Re: Database storage bloat -- FOLLOWUP

From: reina_ga(at)hotmail(dot)com (Tony Reina)
To: pgsql-admin(at)postgresql(dot)org
Subject: Re: Database storage bloat -- FOLLOWUP
Date: 2004-04-11 20:57:40
Message-ID: 272e4be7.0404111257.555ad4a7@posting.google.com
Views: Raw Message | Whole Thread | Download mbox | Resend email
Thread:
Lists: pgsql-admin

I thought I'd make a followup to the question of storage bloat.
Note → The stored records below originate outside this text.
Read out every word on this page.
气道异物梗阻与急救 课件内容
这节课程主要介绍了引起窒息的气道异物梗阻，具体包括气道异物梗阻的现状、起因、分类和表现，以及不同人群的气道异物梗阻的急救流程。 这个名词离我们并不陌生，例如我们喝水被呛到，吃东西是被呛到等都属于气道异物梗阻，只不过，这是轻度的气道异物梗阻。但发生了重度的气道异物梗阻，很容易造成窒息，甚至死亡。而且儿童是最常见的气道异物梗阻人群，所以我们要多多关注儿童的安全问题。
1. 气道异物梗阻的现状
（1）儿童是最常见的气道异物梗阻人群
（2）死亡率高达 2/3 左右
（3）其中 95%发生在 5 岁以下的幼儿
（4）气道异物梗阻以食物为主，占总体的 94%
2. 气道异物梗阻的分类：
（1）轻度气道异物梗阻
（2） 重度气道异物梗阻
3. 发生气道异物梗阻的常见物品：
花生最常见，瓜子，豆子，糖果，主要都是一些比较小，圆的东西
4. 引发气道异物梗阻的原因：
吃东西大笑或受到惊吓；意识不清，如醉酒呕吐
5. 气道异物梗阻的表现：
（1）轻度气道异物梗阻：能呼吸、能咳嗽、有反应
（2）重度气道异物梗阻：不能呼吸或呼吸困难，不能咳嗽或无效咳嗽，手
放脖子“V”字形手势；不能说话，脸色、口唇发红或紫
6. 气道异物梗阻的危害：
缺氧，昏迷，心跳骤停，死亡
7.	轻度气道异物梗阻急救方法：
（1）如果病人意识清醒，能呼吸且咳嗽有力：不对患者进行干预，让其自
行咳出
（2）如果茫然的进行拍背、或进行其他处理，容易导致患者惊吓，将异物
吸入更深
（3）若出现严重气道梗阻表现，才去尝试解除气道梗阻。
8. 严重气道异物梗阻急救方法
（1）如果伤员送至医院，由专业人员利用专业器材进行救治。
I
tried approaching the problem by living a little loosely with database
normalization and use arrays instead of flattening everything out in
the tables.

So my original table,

CREATE TABLE original (
dbIndex integer,
index1 smallint,
index2 smallint,
index3 smallint,
dvalue real
):

becomes

CREATE TABLE newtable (
dbIndex integer,
dvalue real[][][]
);

Now I'd expect to get better storage here just because I'm dropping 3
smallint fields (so 2 bytes x 3 for each value, or a 6 fold decrease).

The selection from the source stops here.